Dooley , Shaw, & Cross, 2010), dan definisi dan jenis cyberbullying (Nocentini et al., 2010).
pengalaman cyberbullying mahasiswa universitas Turki dan Italia, mahasiswa Turki didapati
melaporkan membuat panggilan iseng dan mencuri identitas online lebih dari mahasiswa Italia. ,
sedangkan mahasiswa Italia mengatakan bahwa mereka terlibat dalam gosip online dan publikasi
e-mail pribadi atau pesan teks lebih dari siswa Turki. Dengan demikian, dapat disimpulkan
bahwa cyberbullying adalah masalah universal yang mempengaruhi remaja dan anak-anak dari
berbagai negara. Tingkat dan jenis cyberbullying dan viktimisasi dari satu negara ke negara lain
mungkin berubah karena beberapa faktor, seperti karakteristik sampel, perbedaan dalam
mendefinisikan cyberbullying, dan penggunaan beragam alat pengukuran. Oleh karena itu, untuk
membuat perbandingan pasti tentang penindasan cyber dan viktimisasi lintas negara, kita
Pengukuran akurat tingkat cyberbullying telah menjadi perhatian di antara para peneliti sejak
cyberbully ing pertama kali diselidiki. Dimulai pada awal 2000-an, para peneliti bertujuan untuk
memahami apa itu cyberbullying dan mengukur (a) tingkat prevalensi cyberbullying dan
(b) hubungan cyberbullying dengan variabel demografis dasar seperti jenis kelamin, usia, dan
status sosial ekonomi (Finn, 2004; Kowalski & Limber, 2007); dan (c) kesamaan dan perbedaan
antara intimidasi tradisional dan cyberbullying (Erdur-Baker & Kav¸sut, 2007; Greene, 2006;
Strom & Strom, 2004). Secara umum, peneliti cyberbullying terinspirasi oleh skala intimidasi
tradisional dan dengan mengubah kata-kata item dalam skala intimidasi tradisional atau termasuk
menunjukkan penindasan di lingkungan fisik, jadi alat baru untuk mengukur penindasan cyber
Tanpa mengkonseptualisasikan apa itu cyberbully, tidak mungkin untuk mengoperasikan definisi
dan mengembangkan alat pengukuran berkualitas tinggi. Definisi umum dari intimidasi
tradisional adalah bahwa “seorang siswa diganggu atau menjadi korban ketika dia dihadapkan,
berulang kali dan lembur, pada tindakan negatif dari satu atau lebih siswa lain” (Olweus, 1993,
p. 197 ). Definisi ini menekankan tiga persyaratan dasar: pengulangan, niat untuk menyakiti, dan
ketidakseimbangan kekuatan. Oleh karena itu, alat pengukuran yang ada bertujuan untuk
memeriksa intimidasi tradisional dengan mempertimbangkan ketiga kriteria ini. Namun, ketiga
kriteria intimidasi tradisional ini tidak berlaku untuk cyberbullying setiap saat. Pertama,
berkenaan dengan kriteria pengulangan, meskipun tindakan cyberbullying hanya dapat dilakukan
sekali di dunia cyber, materi online dapat dilihat, disimpan, diteruskan, atau diposkan ulang dan
korban mungkin menganggap tindakan ini terjadi berulang kali karena korban terpapar pada
materi terus menerus atau orang yang melihatnya dapat melanjutkan insiden cyberbullying
(Langos, 2012).

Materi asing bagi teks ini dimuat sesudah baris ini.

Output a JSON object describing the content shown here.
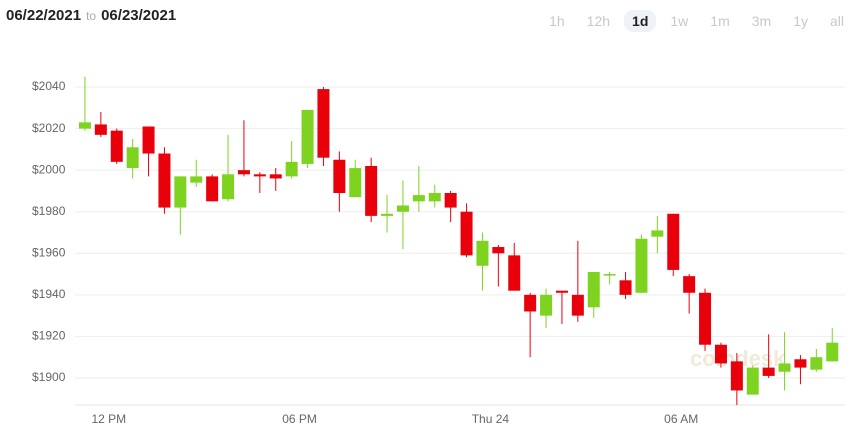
{
  "header": {
    "start_date": "06/22/2021",
    "separator": "to",
    "end_date": "06/23/2021"
  },
  "tabs": [
    "1h",
    "12h",
    "1d",
    "1w",
    "1m",
    "3m",
    "1y",
    "all"
  ],
  "selected_tab": 2,
  "chart_data": {
    "type": "candlestick",
    "watermark": "coindesk",
    "categories": [
      null,
      "12 PM",
      null,
      null,
      null,
      null,
      null,
      null,
      null,
      null,
      null,
      null,
      null,
      "06 PM",
      null,
      null,
      null,
      null,
      null,
      null,
      null,
      null,
      null,
      null,
      null,
      "Thu 24",
      null,
      null,
      null,
      null,
      null,
      null,
      null,
      null,
      null,
      null,
      null,
      "06 AM",
      null,
      null,
      null,
      null,
      null,
      null,
      null,
      null,
      null,
      null
    ],
    "open": [
      2020,
      2022,
      2019,
      2001,
      2021,
      2008,
      1982,
      1994,
      1997,
      1986,
      2000,
      1998,
      1998,
      1997,
      2003,
      2039,
      2005,
      1987,
      2002,
      1978,
      1980,
      1985,
      1985,
      1989,
      1980,
      1954,
      1963,
      1959,
      1940,
      1930,
      1942,
      1940,
      1934,
      1950,
      1947,
      1941,
      1968,
      1979,
      1949,
      1941,
      1916,
      1908,
      1892,
      1905,
      1903,
      1909,
      1904,
      1908
    ],
    "high": [
      2045,
      2028,
      2020,
      2015,
      2021,
      2011,
      1997,
      2005,
      1998,
      2017,
      2024,
      1999,
      2001,
      2014,
      2029,
      2040,
      2009,
      2005,
      2006,
      1988,
      1995,
      2002,
      1993,
      1990,
      1984,
      1970,
      1964,
      1965,
      1941,
      1943,
      1942,
      1966,
      1951,
      1951,
      1951,
      1969,
      1978,
      1979,
      1950,
      1943,
      1917,
      1912,
      1906,
      1921,
      1922,
      1911,
      1914,
      1924
    ],
    "low": [
      2019,
      2016,
      2003,
      1996,
      1997,
      1979,
      1969,
      1992,
      1985,
      1985,
      1997,
      1989,
      1990,
      1996,
      2001,
      2002,
      1980,
      1987,
      1975,
      1970,
      1962,
      1980,
      1982,
      1975,
      1958,
      1942,
      1944,
      1942,
      1910,
      1924,
      1926,
      1927,
      1929,
      1945,
      1938,
      1941,
      1960,
      1949,
      1931,
      1913,
      1905,
      1887,
      1892,
      1900,
      1894,
      1897,
      1903,
      1908
    ],
    "close": [
      2023,
      2017,
      2004,
      2011,
      2008,
      1982,
      1997,
      1997,
      1985,
      1998,
      1998,
      1997,
      1996,
      2004,
      2029,
      2006,
      1989,
      2001,
      1978,
      1979,
      1983,
      1988,
      1989,
      1982,
      1959,
      1966,
      1960,
      1942,
      1932,
      1940,
      1941,
      1930,
      1951,
      1950,
      1940,
      1967,
      1971,
      1952,
      1941,
      1916,
      1907,
      1894,
      1905,
      1901,
      1907,
      1905,
      1910,
      1917
    ],
    "up_color": "#7ed321",
    "down_color": "#e8000b",
    "ylim": [
      1887,
      2053
    ],
    "yticks": [
      {
        "value": 1900,
        "label": "$1900"
      },
      {
        "value": 1920,
        "label": "$1920"
      },
      {
        "value": 1940,
        "label": "$1940"
      },
      {
        "value": 1960,
        "label": "$1960"
      },
      {
        "value": 1980,
        "label": "$1980"
      },
      {
        "value": 2000,
        "label": "$2000"
      },
      {
        "value": 2020,
        "label": "$2020"
      },
      {
        "value": 2040,
        "label": "$2040"
      }
    ],
    "grid": true
  }
}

Kedua, di dunia fisik, sumber ketidakseimbangan kekuatan adalah perbedaan
dalam penampilan fisik (usia, jenis kelamin, tinggi, dan berat), tingkat popularitas, dan status
sosial ekonomi dari pengganggu dan korban (Langos, 2012). Namun, di dunia maya, karena
perbandingan fisik tidak mungkin, superioritas cyberbullies berasal dari banyak sumber lain,
seperti kemampuan untuk mengontrol tingkat anonimitas dan kekuatan untuk menentukan
jumlah pengamat dan siapa pengamat ini. akan menjadi (Langos, 2012). Meskipun beberapa
2013).
Penerapan kriteria ketiga, yaitu niat untuk melukai, juga membingungkan dalam cyberbullying
karena sifatnya yang tidak langsung (Menesini & Nocentini, 2009). Untuk sebagian besar
tindakan cyberbullying, sulit untuk memahami maksud sebenarnya dari pelaku intimidasi.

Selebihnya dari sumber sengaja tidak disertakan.